After that I ran up a couple of moderate routes that happened to be open next to the 5.11 before turning the corner and spying a 5.10b/c that goes up the tallest section of the prow. Having done the 5.11 around the corner, which was a shorter route and less overhanging, I felt that the 10b/c would be a harder challenge as I drew near the end of my night (it was something like climb #6 or 7 - almost all above 5.10b - so I was kind of tired). It was a challenge, but I got up it on one take near where there is a series of really pumpy Gastons going up through the overhang. As I came down, I felt that I could pretty easily lead this and the 5.11 I was on earlier. I may even go back tonight to see if I can lead them (though two nights of climbing in a row almost never works for me, so if I do go tonight, I bet I flail).
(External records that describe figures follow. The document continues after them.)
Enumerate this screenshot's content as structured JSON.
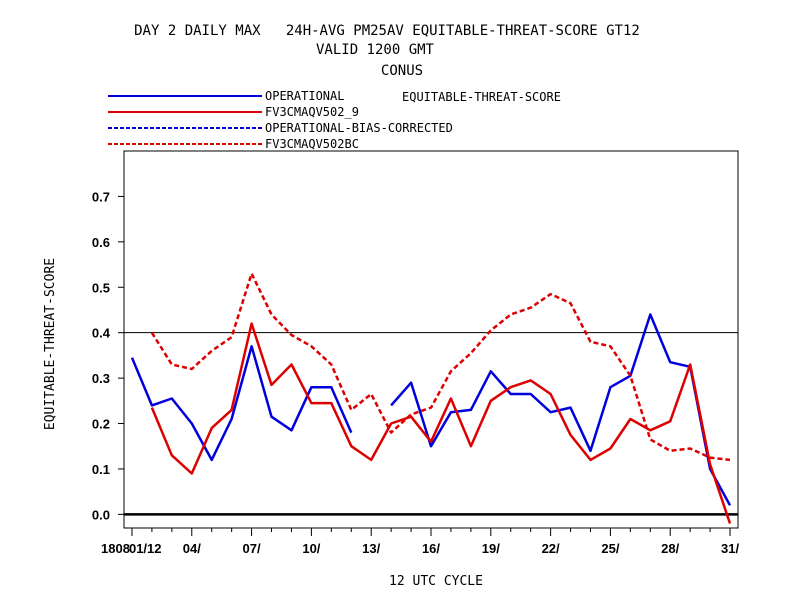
{
  "chart_data": {
    "type": "line",
    "title": "DAY 2 DAILY MAX   24H-AVG PM25AV EQUITABLE-THREAT-SCORE GT12",
    "subtitle": "VALID 1200 GMT",
    "region": "CONUS",
    "legend_title": "EQUITABLE-THREAT-SCORE",
    "xlabel": "12 UTC CYCLE",
    "ylabel": "EQUITABLE-THREAT-SCORE",
    "x_axis_prefix": "1808",
    "x_tick_labels": [
      "01/12",
      "04/",
      "07/",
      "10/",
      "13/",
      "16/",
      "19/",
      "22/",
      "25/",
      "28/",
      "31/"
    ],
    "x_tick_days": [
      1,
      4,
      7,
      10,
      13,
      16,
      19,
      22,
      25,
      28,
      31
    ],
    "xlim": [
      0.6,
      31.4
    ],
    "ylim": [
      -0.03,
      0.8
    ],
    "y_ticks": [
      0.0,
      0.1,
      0.2,
      0.3,
      0.4,
      0.5,
      0.6,
      0.7
    ],
    "y_tick_labels": [
      "0.0",
      "0.1",
      "0.2",
      "0.3",
      "0.4",
      "0.5",
      "0.6",
      "0.7"
    ],
    "reference_lines": [
      0.0,
      0.4
    ],
    "legend_placement": "top-left, above plot",
    "series": [
      {
        "name": "OPERATIONAL",
        "color": "#0000dd",
        "dash": "solid",
        "x": [
          1,
          2,
          3,
          4,
          5,
          6,
          7,
          8,
          9,
          10,
          11,
          12,
          13,
          14,
          15,
          16,
          17,
          18,
          19,
          20,
          21,
          22,
          23,
          24,
          25,
          26,
          27,
          28,
          29,
          30,
          31
        ],
        "values": [
          0.345,
          0.24,
          0.255,
          0.2,
          0.12,
          0.21,
          0.37,
          0.215,
          0.185,
          0.28,
          0.28,
          0.18,
          null,
          0.24,
          0.29,
          0.15,
          0.225,
          0.23,
          0.315,
          0.265,
          0.265,
          0.225,
          0.235,
          0.14,
          0.28,
          0.305,
          0.44,
          0.335,
          0.325,
          0.1,
          0.02
        ]
      },
      {
        "name": "FV3CMAQV502_9",
        "color": "#dd0000",
        "dash": "solid",
        "x": [
          1,
          2,
          3,
          4,
          5,
          6,
          7,
          8,
          9,
          10,
          11,
          12,
          13,
          14,
          15,
          16,
          17,
          18,
          19,
          20,
          21,
          22,
          23,
          24,
          25,
          26,
          27,
          28,
          29,
          30,
          31
        ],
        "values": [
          null,
          0.235,
          0.13,
          0.09,
          0.19,
          0.23,
          0.42,
          0.285,
          0.33,
          0.245,
          0.245,
          0.15,
          0.12,
          0.2,
          0.215,
          0.16,
          0.255,
          0.15,
          0.25,
          0.28,
          0.295,
          0.265,
          0.175,
          0.12,
          0.145,
          0.21,
          0.185,
          0.205,
          0.33,
          0.11,
          -0.02
        ]
      },
      {
        "name": "OPERATIONAL-BIAS-CORRECTED",
        "color": "#0000dd",
        "dash": "dashed",
        "x": [],
        "values": []
      },
      {
        "name": "FV3CMAQV502BC",
        "color": "#dd0000",
        "dash": "dashed",
        "x": [
          1,
          2,
          3,
          4,
          5,
          6,
          7,
          8,
          9,
          10,
          11,
          12,
          13,
          14,
          15,
          16,
          17,
          18,
          19,
          20,
          21,
          22,
          23,
          24,
          25,
          26,
          27,
          28,
          29,
          30,
          31
        ],
        "values": [
          null,
          0.4,
          0.33,
          0.32,
          0.36,
          0.39,
          0.53,
          0.44,
          0.395,
          0.37,
          0.33,
          0.23,
          0.265,
          0.18,
          0.22,
          0.235,
          0.315,
          0.355,
          0.405,
          0.44,
          0.455,
          0.485,
          0.465,
          0.38,
          0.37,
          0.305,
          0.165,
          0.14,
          0.145,
          0.125,
          0.12
        ]
      }
    ]
  }
}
Anyway, after that I jumped on a 5.12 comp route that was left up after the last comp a month ago. I was pretty tired by the end of the night, but I got up it, albeit with several falls and takes. I think I can do this route, but it will take some time and work. The thing I like about comp routes is that they are so well set that the moves and feet are all there. What makes them hard is actually moving through the sequence. They are refreshing climbs because they actually feel they grade yet the moves and sequence are pretty obvious at the same time.

On another note, I plan on joining a regular gym for the first time in a couple of years. I'd really like to improve my core strength, and I just feel I need to hit the gym in order to do that well; or at least do it in a way that I am familiar with.